From the province of Pará my tour of northeastern Brazil continued to Maceio, almost always windy along the coast and therefore knee pain. But the greatest difficulty found when looking for a place to sleep. On several occasions I asked permission to camp, and I was rejected. People are afraid and do not seem to me so hospital and cheerful as in the year 99 when I returned from Maceio to Argentina by bicycle.
Although the political instability of the government for the corruption and the decline in the economy are the main concerns of Brazilians, violence is not an alien subject. Renato, a truck driver who invited me to lunch at one of my stops told me about it: “The Brazilian northeast that has more than 50 million people and accounts for nearly a third of the country’s population, is the Brazilian region with the most low per capita income and the worst levels of poverty, apart from having the highest rate of malnutrition”
Brazil is in crisis, and the country is divided, at all social levels. During those days hundreds of thousands of people marched for and against the impeachment of Dilma, by using public funds to cover banks responsibility of government programs, known as “tax pedaled”. Hugo, a retired and against the measure lawyer, told me about it: “accounting maneuvers have always been used by various governments. Since Dilma was reelected opponents seeking a way to end her mandate, it is very dishonest put it this way. It is as if a coup. There was never such a large political movement in Brazil, and this is motivated mainly by the media, which are aligned with the opposition. And on the other side are the Brazilians who do not sympathize with any political party, and they want to see in prison all politicians accused of corruption. Cleaning in politics began with the corruption scandal Petrobras, one of the largest state companies in Latin America that led to prison more than a hundred politicians and businessmen. And that is good to me“, he added.
During my tour of the northeast I chose to stop on some of the most famous and beautiful places in Brazil, as Jericoacoara, Canoa Quebrada, Pipa and Porto de Galinhas, but as I knew those before, I was not interest to stay a long time, only I was interested in getting to Maceio, the place where I started to go around the world in 1999.

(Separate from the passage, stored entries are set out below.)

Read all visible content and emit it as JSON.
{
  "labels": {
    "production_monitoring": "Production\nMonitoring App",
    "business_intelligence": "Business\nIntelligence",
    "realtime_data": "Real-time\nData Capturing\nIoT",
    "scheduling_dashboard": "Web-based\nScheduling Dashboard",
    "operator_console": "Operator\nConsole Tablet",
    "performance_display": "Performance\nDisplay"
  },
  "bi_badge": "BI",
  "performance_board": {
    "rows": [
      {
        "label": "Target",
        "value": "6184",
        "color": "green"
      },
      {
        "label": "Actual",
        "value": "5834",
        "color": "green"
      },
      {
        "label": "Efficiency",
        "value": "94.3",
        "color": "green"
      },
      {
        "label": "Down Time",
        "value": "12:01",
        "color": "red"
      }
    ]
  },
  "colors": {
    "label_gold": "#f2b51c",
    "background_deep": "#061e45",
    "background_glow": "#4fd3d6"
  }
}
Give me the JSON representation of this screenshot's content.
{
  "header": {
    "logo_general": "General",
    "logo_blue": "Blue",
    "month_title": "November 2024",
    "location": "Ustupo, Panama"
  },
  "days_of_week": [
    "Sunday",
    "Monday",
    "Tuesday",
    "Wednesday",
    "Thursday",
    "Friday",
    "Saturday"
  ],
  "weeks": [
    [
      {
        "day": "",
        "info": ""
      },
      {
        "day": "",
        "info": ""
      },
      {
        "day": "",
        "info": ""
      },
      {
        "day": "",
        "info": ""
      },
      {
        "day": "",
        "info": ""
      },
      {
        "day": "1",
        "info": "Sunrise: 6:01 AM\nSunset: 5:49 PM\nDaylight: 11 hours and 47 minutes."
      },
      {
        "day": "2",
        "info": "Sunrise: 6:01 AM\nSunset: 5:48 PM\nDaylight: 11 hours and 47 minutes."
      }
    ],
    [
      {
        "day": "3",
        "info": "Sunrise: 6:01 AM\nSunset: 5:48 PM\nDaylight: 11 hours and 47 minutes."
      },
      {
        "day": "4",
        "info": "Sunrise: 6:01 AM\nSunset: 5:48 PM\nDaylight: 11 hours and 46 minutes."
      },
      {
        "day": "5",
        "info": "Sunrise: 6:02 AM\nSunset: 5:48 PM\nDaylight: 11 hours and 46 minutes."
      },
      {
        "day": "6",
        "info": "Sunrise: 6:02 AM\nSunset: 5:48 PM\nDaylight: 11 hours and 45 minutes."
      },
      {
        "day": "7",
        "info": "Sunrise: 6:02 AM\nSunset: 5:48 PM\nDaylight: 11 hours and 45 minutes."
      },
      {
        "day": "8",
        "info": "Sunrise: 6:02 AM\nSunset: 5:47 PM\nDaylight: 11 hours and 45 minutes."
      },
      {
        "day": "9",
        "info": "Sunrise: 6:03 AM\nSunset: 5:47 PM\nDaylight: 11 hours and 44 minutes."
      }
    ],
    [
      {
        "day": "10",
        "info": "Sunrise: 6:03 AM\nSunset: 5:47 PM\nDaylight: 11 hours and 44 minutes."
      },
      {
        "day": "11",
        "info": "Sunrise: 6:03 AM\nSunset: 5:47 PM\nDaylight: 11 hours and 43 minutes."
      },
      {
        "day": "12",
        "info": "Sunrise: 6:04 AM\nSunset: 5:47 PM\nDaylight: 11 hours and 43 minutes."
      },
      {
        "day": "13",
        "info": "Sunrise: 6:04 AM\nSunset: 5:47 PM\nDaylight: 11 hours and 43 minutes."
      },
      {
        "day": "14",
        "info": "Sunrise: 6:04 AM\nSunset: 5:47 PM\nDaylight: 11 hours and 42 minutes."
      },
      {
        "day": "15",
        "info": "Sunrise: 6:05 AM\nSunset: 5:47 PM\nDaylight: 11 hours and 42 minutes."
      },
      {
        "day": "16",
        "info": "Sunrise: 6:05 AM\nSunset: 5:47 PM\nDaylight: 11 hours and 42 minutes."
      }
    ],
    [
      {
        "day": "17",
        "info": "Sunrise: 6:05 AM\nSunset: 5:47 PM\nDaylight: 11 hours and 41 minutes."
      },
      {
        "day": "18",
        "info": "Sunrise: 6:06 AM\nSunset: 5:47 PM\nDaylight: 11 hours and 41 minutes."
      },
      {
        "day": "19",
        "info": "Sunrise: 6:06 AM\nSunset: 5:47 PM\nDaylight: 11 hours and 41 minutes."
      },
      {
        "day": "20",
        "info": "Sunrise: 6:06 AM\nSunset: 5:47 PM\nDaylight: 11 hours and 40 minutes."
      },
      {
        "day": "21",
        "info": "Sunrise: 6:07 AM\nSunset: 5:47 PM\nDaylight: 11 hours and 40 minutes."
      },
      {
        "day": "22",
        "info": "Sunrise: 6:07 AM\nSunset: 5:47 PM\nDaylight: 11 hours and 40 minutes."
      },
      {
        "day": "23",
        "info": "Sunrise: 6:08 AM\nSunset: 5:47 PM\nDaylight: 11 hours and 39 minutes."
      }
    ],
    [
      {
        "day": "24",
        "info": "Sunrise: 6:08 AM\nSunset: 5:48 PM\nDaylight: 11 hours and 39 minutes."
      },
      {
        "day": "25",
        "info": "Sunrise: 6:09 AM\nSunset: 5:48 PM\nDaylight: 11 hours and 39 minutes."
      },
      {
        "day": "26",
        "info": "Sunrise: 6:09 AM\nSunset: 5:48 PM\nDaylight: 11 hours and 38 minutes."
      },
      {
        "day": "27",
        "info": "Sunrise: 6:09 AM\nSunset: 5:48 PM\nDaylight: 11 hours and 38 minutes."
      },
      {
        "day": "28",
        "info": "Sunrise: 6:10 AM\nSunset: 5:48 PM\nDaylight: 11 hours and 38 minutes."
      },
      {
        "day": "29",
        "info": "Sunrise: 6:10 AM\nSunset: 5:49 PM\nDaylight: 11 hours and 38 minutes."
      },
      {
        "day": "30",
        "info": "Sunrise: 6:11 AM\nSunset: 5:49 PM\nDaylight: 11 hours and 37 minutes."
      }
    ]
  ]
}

And so I did, on December 30, 2015 I arrived at Buenos Aires Bar where I was received by the media, and five friends, the rest were coming soon. It was not a glorious arrival, as one might imagine, most of the people passing by there did not know who I was or where did I came from, just looked at me as they usually look me in many places. Anyway, for me it was exciting because it was completing a marathonic project, after more than 14 years (I do not count the 2000/01 year and a half, which was spent organizing the trip) and 146,000 km pedaled. I had finally completed my dream: to make my trip around the world by bicycle. Pablito Well, you did!!
But the journey is not over yet, because I still remain pedaling back to Argentina. To do this, I will go through Bolivia, Chile and arrive to Ushuaia and then go up to Buenos Aires. They are another 15,000 km that if God wants I will be finish it, in September 2017. Go Pablito !!!!!